Fri. Jan 31st, 2025

A Senate bill seeking to ban diversity, equity and inclusion offices on Mississippi college campuses would also create a taskforce to study how the state’s higher education system can become more efficient, a discussion some have feared is the opening salvo in an effort to closeor merge universities. 

In addition to banning DEI initiatives, Senate Bill 2515, also known as the “Requiring Efficiency For Our Colleges And Universities System” (REFOCUS) Act, would seek to answer questions like, why does Mississippi have a lower rate of postsecondary degrees than other states and what can be done about it when fewer high school graduates will go to college in the coming years? 

Last year’s version of this bill, which was introduced at the same time as other legislation to close universities, sparked concerns that lawmakers were dipping their toes into closing some of the state’s eight public universities. An online petition garnered more than 15,000 signatures opposing the bill.

But the bill’s primary sponsor, Sen. Nicole Boyd, R-Oxford, told Mississippi Today that’s not her goal. The chair of the Senate Colleges and Universities committee said she wants to use the taskforce to dig into a range of questions, from if Mississippi’s higher education funding formula is equitable to why some universities in the state have better graduation rates than others. 

“I think we have to in Mississippi be efficient with the dollars that we have, and this is what this taskforce is looking at,” Boyd said. “The goal of the taskforce is not to close any colleges but is simply to look and see what are the plans that they have to increase their enrollment?”

By “efficiency,” Boyd said she’s referring to whether state dollars invested in Mississippi’s colleges and universities “are producing the best results.” The taskforce would deliver its findings by the end of the year and be led by lawmakers, members of the Institutions of Higher Learning Board of Trustees, and representatives from Mississippi’s research universities, regional colleges and historically Black universities. 

“We need to know what the clear path is ahead and what is the direction we are moving in,” Boyd added. 

Nonetheless, discussions about closing universities are in the ether in Mississippi. Last year, Sen. John Polk, R-Hattiesburg, introduced a bill to close three public universities in an effort, he said, to start a conversation. The bill recalled a plan proposed years ago by Gov. Haley Barbour  to merge Mississippi University for Women into Mississippi State University and merge the state’s three HBCUs into one.
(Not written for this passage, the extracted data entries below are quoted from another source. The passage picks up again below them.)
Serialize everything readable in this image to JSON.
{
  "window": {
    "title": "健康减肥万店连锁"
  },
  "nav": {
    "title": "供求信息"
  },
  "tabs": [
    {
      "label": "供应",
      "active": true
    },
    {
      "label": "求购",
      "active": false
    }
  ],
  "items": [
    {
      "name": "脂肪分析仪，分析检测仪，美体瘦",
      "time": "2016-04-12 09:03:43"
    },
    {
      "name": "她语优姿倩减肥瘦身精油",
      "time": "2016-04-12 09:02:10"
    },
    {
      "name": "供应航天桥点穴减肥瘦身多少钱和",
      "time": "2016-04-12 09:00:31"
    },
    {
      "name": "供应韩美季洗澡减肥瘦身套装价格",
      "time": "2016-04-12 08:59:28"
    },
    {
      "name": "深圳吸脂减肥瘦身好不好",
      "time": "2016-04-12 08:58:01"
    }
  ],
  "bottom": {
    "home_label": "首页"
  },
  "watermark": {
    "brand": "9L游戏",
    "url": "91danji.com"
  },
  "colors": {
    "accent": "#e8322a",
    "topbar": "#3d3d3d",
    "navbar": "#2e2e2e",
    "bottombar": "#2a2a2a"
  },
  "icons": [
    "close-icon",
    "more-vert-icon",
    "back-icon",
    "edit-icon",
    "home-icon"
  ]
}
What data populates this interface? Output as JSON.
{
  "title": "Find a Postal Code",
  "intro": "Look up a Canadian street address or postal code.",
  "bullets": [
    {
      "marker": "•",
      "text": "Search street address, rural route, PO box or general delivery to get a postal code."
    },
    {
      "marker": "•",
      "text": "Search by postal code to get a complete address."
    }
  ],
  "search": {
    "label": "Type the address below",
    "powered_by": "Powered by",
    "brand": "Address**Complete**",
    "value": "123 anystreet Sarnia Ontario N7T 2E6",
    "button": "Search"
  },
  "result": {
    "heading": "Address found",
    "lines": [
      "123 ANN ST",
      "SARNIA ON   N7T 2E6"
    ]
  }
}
“Sometimes you just have to pull the Band-Aid off the wound,” Polk said last year. “Until I introduced this bill, no one was talking about that.”

Boyd did not pass Polk’s bill out of committee. This year, Boyd said she has talked with leaders of the state’s universities, and they are excited to have conversations about how to graduate more Mississippians and keep them working in the state. 

The taskforce will eventually look at the state’s community college system, Boyd said. The meetings will be livestreamed and potentially held in college towns throughout the state, an idea Boyd said came at the suggestion of a university she would not name. 

“This all is about making them more efficient and then creating a stronger workforce for the state,” she said. “How do we do this because we know we’re going to have, if population trends are what they predict, we know we’re going to have fewer students from the state of Mississippi.” 

Boyd tied the taskforce to anti-DEI legislation because, she said, there is a “correlation” between efforts to ban DEI and increase efficiency.

“DEI programs have not proven to be in many situations particularly efficient at really helping people,” she said. “DEI programs in many cases have not been the most productive use of dollars.” 

Instead, the taskforce should be looking at how the universities can more efficiently help people on their own merit, she added, whether that’s understanding how best to serve different student populations or how to attract nontraditional students like single mothers. 

“We have a tremendous number of people that start college that don’t finish it and then we have a lot of people with student debt,” Boyd said. “Why is that? What happened that they could not graduate? That’s where the emphasis is.”